While I read these pages with a gratitude that I do not live in such a sexist age, I find myself enveloped in much of the same superficiality when it comes to what many women in the church (and men too) are reading. I can’t tell you how many wonderful friends I have, friends who actively read and post and share on Facebook, who will unashamedly tell me that they don’t read books because they aren’t “readers.” I find this preposterous. Of course they’re readers. They’re sound-bite readers, gatherers of plucked flowers that die in three days. They only want what is quick, interesting, and handfed. 

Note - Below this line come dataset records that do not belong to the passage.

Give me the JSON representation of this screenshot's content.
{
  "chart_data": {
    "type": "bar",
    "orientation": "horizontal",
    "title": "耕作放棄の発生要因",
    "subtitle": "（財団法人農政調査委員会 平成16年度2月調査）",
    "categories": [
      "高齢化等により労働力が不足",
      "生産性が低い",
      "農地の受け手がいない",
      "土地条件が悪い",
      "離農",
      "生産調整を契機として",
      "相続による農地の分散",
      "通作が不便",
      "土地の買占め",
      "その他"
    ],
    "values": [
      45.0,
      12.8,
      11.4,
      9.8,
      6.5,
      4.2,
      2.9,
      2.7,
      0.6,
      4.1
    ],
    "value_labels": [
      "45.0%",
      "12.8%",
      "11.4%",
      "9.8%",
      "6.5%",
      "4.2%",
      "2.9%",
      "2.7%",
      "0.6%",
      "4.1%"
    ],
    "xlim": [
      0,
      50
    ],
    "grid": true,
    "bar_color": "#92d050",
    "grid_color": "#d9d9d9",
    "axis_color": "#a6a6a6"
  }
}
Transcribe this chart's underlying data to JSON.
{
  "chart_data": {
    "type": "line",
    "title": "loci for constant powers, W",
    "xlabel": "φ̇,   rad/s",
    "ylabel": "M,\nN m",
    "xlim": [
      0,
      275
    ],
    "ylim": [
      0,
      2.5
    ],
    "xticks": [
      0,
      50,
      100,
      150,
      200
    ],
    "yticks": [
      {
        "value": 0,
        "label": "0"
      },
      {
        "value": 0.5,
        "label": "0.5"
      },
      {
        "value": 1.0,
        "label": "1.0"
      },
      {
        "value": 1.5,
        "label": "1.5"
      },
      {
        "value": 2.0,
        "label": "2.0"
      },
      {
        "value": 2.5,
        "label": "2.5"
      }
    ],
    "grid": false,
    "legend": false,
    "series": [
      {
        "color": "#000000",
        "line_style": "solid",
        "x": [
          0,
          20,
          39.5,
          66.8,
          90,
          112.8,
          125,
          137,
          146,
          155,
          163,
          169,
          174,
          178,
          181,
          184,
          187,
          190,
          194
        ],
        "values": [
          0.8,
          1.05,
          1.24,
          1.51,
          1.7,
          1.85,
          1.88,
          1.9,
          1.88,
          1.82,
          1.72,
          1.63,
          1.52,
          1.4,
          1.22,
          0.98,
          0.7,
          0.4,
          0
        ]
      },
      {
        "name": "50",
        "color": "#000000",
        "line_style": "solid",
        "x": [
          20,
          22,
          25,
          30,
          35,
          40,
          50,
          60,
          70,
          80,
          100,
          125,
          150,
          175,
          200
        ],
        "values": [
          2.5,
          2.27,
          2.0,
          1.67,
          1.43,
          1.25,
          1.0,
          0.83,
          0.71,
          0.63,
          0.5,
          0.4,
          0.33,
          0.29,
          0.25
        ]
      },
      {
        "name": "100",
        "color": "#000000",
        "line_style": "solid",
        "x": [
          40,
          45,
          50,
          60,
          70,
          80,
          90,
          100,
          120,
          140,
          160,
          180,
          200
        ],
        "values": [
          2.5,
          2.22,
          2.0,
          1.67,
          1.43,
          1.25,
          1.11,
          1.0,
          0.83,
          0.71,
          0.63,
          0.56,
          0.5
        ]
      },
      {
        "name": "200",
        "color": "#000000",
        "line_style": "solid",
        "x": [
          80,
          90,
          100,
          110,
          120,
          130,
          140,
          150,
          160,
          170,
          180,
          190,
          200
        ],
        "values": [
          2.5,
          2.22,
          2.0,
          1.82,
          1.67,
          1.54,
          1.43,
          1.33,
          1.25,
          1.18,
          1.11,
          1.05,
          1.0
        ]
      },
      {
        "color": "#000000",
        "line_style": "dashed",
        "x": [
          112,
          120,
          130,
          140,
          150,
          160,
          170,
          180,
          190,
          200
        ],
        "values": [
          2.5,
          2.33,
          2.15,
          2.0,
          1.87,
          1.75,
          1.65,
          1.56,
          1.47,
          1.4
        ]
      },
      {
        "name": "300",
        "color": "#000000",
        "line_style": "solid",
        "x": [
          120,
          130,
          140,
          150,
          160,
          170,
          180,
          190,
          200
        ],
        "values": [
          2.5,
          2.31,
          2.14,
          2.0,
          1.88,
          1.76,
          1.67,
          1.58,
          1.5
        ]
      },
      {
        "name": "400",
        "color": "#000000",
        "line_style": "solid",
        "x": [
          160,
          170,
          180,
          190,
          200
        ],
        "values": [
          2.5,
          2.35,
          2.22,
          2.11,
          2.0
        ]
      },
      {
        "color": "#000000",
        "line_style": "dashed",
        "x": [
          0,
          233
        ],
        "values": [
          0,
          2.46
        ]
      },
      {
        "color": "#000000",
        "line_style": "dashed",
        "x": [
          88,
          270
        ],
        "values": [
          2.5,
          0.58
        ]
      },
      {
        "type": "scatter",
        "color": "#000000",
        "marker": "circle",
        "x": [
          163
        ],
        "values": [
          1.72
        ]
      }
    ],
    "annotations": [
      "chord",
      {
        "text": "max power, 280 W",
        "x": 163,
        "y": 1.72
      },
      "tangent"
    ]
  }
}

But they refuse to see the garden.
And so, just as More observed, “’There are more who can see and hear, than there are who can judge and reflect’” (22). We have access to an education our ancestors could barely dream of, technology to bring much of it to us at our fingertips, and a plethora of books! We have a feast of wisdom and talent to read, and too many women are junk food binging (changing metaphors here). The result is a loss of discernment of a good meal, and an insatiable sugar tooth. 
It’s all so ironic. More and more women are investing time and effort to homeschool their children for the purpose of teaching under a Christian worldview. This is commendable. But while many are busy combatting secular education, I find a significant portion of adult women are lacking the discernment to be good readers themselves. I don't want to target home school moms here or offend their vocation in general. Many moms work hard to provide an education for their children. I'm aiming to poke at ALL women in the church, even those who appear to be dedicating their lives to education. Women often get pulled in by the same sentimentality that we fear our kids will be snookered by in secular ideologies. And so when they finally decide it’s time to read a “good book” they often choose a popular Christian title that appeals to their emotions, unaware that mysticism and other bad doctrine has snuck right in the back door. 
And what about good writing? This also worries me. Shock and verbal emoticons seem to catch our attention, so authors are spinning out tweetable lines. It’s becoming harder to keep the reader’s attention because the necessarily plain good lines, the ivy, tall grasses, and evergreens that border the flowers, are no longer valued. 
Which brings me back to the title, Fierce Convictions. It took aggressive convictions to change the way people think about education for women. We take all that for granted now. But maybe we should have some fierce convictions of our own about the quality of what we are reading now. Much has changed, but unfortunately, much has remained the same.